What did the author team do?
Authors searched for studies that assessed the accuracy of routine laboratory tests to diagnose COVID-19 compared with RT-PCR or other tests. Studies could be of any design and be set anywhere in the world. Studies could include participants of any age or sex, with suspected COVID-19, or use samples from people known to have – or not to have - COVID-19.
What authors found
The authors found 21 studies that looked at 67 different routine laboratory tests for COVID-19. Most of the studies looked at how accurately these tests diagnosed infection with the virus causing COVID-19. Four studies included both children and adults, 16 included only adults and one study only children. Seventeen studies were done in China, and one each in Iran, Italy, Taiwan and the USA. All studies took place in hospitals, except one that used samples from a database. Most studies used RT-PCR to confirm COVID-19 diagnosis.
Accuracy of tests is most often reported using ‘sensitivity’ and ‘specificity’. Sensitivity is the proportion of people with COVID-19 correctly detected by the test; specificity is the proportion of people without COVID-19 who are correctly identified by the test. The nearer sensitivity and specificity are to 100%, the better the test. A test to prioritize people for treatment would require a high sensitivity of more than 80%.
Where four or more studies evaluated a particular test, the authors of this review pooled their results and analyzed them together. Their analyses showed that only three of the tests had both sensitivity and specificity over 50%. Two of these were markers for general inflammation (increases in interleukin-6 and C-reactive protein). The third was for lymphocyte count decrease. Lymphocytes are a type of white blood cell where a low count might indicate infection.
How reliable are the results?
Confidence in the evidence from this review is low because the studies were different from each other, which made them difficult to compare. For example, some included very sick people, while some included people with hardly any COVID-19 symptoms. Also, the diagnosis of COVID-19 was confirmed in different ways: RT-PCR was sometimes used in combination with other tests.
How up-to-date is this review?
The authors searched all COVID-19 studies up to 4 May 2020.
Who do the results of this review apply to?
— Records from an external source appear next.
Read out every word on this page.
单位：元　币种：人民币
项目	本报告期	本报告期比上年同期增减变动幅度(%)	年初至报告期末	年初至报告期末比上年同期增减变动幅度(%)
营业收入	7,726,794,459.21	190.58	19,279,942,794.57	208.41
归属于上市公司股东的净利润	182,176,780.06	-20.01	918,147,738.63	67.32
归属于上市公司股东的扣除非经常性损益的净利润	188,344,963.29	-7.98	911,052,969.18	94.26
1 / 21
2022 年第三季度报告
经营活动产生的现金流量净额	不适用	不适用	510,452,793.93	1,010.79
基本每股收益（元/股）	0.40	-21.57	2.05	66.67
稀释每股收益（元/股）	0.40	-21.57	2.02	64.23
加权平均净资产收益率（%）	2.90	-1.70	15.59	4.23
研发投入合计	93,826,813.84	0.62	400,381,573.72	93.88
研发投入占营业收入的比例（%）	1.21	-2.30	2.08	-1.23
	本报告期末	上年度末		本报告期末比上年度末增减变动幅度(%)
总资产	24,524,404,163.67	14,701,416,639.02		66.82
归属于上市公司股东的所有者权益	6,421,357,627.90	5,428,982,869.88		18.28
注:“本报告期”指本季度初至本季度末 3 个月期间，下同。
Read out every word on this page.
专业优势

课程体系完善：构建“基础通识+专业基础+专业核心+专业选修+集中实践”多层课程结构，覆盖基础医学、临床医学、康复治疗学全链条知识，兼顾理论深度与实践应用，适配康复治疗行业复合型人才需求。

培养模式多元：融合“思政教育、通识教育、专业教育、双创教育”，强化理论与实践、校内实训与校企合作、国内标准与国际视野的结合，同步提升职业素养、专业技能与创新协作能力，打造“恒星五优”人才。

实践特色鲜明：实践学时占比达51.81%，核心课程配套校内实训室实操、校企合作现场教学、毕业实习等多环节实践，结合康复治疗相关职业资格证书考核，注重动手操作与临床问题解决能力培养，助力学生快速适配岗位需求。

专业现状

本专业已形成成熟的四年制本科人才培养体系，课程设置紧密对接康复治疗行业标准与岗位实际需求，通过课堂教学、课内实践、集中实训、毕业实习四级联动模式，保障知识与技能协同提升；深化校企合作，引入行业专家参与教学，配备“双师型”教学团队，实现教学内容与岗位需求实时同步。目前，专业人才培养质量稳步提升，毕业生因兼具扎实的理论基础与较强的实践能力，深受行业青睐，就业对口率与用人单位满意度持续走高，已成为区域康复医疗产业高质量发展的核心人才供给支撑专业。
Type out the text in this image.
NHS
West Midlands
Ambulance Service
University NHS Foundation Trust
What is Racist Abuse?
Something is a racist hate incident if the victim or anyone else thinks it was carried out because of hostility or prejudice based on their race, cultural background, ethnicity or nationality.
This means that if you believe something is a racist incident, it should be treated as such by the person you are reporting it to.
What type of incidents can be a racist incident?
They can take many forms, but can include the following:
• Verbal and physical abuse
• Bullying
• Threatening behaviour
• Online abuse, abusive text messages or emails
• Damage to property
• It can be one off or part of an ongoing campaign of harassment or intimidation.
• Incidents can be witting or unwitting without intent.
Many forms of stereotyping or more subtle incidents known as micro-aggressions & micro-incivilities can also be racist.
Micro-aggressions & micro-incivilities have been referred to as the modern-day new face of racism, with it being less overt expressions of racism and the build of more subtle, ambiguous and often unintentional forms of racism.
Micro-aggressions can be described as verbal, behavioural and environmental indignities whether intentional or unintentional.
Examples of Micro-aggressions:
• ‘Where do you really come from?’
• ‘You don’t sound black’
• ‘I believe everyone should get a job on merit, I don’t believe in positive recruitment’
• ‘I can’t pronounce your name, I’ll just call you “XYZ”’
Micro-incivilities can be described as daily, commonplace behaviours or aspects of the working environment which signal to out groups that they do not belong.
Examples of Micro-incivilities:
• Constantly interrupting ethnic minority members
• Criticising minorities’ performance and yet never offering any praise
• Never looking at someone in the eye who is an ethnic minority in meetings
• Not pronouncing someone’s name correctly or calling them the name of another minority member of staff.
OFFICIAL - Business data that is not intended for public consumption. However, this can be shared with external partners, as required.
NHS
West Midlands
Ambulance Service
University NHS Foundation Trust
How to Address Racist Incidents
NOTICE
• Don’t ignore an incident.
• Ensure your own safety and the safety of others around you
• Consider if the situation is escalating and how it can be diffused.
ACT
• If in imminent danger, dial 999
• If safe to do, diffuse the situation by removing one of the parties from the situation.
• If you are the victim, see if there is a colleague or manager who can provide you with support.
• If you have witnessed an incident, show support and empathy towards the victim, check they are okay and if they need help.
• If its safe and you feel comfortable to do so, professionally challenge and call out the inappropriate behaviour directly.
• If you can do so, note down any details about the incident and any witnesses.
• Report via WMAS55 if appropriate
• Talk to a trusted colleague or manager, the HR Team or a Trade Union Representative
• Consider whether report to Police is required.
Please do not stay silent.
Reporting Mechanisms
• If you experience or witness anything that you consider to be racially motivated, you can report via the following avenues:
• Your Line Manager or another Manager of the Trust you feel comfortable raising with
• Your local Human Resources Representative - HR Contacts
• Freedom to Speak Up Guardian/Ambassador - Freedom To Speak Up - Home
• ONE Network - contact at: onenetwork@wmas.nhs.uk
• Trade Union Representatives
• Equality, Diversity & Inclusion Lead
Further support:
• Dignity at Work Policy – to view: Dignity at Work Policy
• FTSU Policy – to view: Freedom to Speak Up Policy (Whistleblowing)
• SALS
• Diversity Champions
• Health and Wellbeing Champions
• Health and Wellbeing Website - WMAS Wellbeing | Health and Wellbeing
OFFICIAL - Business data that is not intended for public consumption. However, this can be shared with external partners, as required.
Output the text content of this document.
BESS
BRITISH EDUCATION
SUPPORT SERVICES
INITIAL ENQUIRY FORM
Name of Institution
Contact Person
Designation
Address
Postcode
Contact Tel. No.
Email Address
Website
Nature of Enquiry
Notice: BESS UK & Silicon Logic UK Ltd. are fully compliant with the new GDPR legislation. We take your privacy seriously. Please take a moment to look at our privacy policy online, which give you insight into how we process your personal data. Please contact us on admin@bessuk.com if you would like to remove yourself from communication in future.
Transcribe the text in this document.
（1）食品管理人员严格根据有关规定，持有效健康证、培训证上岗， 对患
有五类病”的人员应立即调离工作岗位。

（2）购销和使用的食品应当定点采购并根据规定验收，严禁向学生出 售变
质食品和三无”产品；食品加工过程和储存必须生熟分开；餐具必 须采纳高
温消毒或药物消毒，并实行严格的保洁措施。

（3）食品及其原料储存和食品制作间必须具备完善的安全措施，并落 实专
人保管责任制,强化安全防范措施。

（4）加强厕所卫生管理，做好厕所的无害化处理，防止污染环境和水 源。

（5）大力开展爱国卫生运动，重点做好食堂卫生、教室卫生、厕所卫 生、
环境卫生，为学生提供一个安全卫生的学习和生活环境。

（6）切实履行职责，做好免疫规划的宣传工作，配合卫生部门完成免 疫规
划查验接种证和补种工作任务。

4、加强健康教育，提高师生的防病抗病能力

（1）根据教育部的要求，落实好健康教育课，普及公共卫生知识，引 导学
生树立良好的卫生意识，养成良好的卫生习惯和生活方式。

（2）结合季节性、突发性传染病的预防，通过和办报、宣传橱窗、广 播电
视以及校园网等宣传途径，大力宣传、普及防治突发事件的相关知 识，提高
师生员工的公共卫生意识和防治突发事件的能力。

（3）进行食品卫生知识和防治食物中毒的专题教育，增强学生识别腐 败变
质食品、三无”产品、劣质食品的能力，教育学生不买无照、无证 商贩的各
Routine laboratory tests can be issued by most healthcare facilities. However, these results are probably not representative of most clinical situations in which these tests are being used. Most studies included very sick people with high rates of COVID-19 virus infection of between 27% and 76%. In most primary healthcare facilities, this percentage will be lower.
What does this mean?
Routine laboratory tests cannot distinguish between COVID-19 and other diseases as the cause of infection, inflammation or tissue damage. None of the tests performed well enough to be a standalone diagnostic test for COVID-19 nor to prioritize patients for treatment. They will mainly be used to provide an overall picture about the health status of the patient. The final COVID-19 diagnosis has to be made based on other tests.
Implications for practice
None of these markers as stand‐alone tests are useful for accurately ruling in or ruling out COVID‐19. As a triage test would require a high sensitivity (< 80%), these tests have limited value as triage tests. Although there is low or very low certainty about the summary estimates in this review, we do not expect that studies with a low risk of bias will show a better performance than the tests included.
Implications for research
Future studies focusing on the usefulness of routine laboratory tests for COVID‐19 may consider a more representative sample of the population, focus on markers with prespecified, clinically sound cut‐offs and focus on single, but also on the combination of regular blood markers. Furthermore, considering the test results as continuous values may be more informative, as larger deviations from the reference values will have greater impact on the health status of the tested people, and might enable more personalized treatment.